Ser víctima inmuniza contra la crítica. Garantiza la inocencia. Otorga un prestigio y una identidad en tiempos de vacío. Exige escucha y promete reconocimiento. La víctima no tiene necesidad de justificarse. Y ese es el sueño del poder.
La próxima alcaldesa de Lima podría ser la hija de la víctima de un asesinato. Como la actual ministra de Cultura, que es hermana de la víctima de otro asesinato. No es un fenómeno aislado. Desde Vladimir Cerrón hasta Andrés Capelletti, cada vez son más quienes hacen política en el Perú desde una posición de víctima, ya sea para reivindicar, reparar, simbolizar o vengar una injusticia.
Y si ampliamos el concepto de víctima, veremos que los políticos siempre dicen representar a algún grupo históricamente oprimido. No solo hablamos de las tradicionales minorías, como los afrodescendientes o los homosexuales. Casi todos los colectivos consideran haber soportado alguna injusticia, desde los padres de “Con mis hijos no te metas” hasta los fonavistas, pasando evidentemente por quienes —como el presidente Castillo— se arrogan la representación de la máxima víctima: “el pueblo”.
Esa entelequia supuestamente olvidada durante doscientos años. En el Perú del sombrero, el relato sigue la misma lógica. La culpa es siempre de los españoles que nos robaron, de los ricos que especulan con el dólar, de las mineras que contaminan, de los limeñitos, de la ultraderecha y los empresarios, del fujimorismo, por supuesto, de los partidos tradicionales y los políticos de siempre. El discurso es viejo, pero la víctima es nueva porque ahora está en el poder.
Es el humilde maestro que está siempre de licencia. El campesino olvidado que no cultiva. “Ser víctima garantiza la inocencia”, explica el ensayista Daniele Giglioli. “¿Cómo podría la víctima ser culpable o responsable de algo? La víctima es irresponsable. La víctima no ha hecho: le han hecho. La víctima no actúa, sino que padece y reivindica. Ser víctima otorga un prestigio y una identidad en tiempos de vacío. Ser víctima exige escucha y promete reconocimiento. La víctima no tiene necesidad de justificarse, y ese es el sueño del poder. Nadie se postula para el poder sin decir que es víctima de algo”.
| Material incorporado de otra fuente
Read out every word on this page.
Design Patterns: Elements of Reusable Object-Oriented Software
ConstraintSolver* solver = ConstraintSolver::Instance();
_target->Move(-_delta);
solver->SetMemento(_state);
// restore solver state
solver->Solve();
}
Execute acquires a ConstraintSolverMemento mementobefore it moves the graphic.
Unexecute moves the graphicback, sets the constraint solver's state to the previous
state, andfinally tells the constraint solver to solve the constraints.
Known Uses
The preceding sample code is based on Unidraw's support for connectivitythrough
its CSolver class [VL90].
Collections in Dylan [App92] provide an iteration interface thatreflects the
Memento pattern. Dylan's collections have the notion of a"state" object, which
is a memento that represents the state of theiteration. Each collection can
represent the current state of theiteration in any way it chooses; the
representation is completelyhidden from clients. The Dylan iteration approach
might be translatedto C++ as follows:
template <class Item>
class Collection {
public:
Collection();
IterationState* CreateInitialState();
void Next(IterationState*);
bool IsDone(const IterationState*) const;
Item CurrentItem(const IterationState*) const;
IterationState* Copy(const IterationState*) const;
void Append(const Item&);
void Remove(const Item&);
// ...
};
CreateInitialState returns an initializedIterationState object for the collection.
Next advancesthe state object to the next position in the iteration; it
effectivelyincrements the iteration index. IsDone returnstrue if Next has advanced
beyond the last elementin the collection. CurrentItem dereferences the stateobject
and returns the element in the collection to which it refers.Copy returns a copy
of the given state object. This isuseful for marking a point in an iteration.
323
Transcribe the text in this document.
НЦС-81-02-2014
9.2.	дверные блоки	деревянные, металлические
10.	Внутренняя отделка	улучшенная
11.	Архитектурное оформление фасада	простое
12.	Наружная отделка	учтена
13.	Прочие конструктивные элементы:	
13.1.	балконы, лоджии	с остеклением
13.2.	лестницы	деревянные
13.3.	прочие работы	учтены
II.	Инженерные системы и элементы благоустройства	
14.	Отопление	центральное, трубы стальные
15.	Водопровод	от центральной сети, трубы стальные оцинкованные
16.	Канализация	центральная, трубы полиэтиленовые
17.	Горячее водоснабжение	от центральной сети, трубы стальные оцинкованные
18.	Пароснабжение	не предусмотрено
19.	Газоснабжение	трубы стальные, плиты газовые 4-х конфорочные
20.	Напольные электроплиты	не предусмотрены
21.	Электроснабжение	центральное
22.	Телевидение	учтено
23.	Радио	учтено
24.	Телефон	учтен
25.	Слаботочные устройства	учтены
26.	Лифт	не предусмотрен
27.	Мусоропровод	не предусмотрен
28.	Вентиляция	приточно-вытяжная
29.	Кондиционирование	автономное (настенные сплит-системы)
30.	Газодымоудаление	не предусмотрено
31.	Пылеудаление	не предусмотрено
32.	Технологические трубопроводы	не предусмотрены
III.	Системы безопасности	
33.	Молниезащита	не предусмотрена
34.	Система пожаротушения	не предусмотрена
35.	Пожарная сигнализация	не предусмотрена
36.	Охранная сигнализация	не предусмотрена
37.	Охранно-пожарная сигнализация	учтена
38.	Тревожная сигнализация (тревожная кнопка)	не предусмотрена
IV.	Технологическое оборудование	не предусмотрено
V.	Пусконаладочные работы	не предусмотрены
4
“La víctima es el héroe de nuestro tiempo”, resume el escritor italiano en su libro “Crítica de la víctima”. Tiempos contrarrevolucionarios, precisa, en los que ya ningún relato exige sacrificar el presente por alcanzar el futuro prometido, por traer el paraíso en la tierra. Todo eso quedó atrás con el siglo X X y sus ismos. Como dice el autor, nuestros padres sufrieron para que fuéramos felices. Pero los hijos se dieron cuenta de que es más redituable seguir sufriendo desde una posición de poder, dividiendo a la sociedad en víctimas y culpables. “La ideología victimista es hoy el primer disfraz de las razones de los fuertes.
Por eso en la víctima se articulan carencia y reivindicación, debilidad y pretensión, deseo de tener y deseo de ser. No somos lo que hacemos, sino lo que hemos padecido, lo que podemos perder, lo que nos han quitado.” Nadie tiene más poder que quien ha sufrido una injusticia. “Ser víctima inmuniza contra la crítica”, concluye Giglioli. Y parece que ahí radica el efecto teflón del sombrero.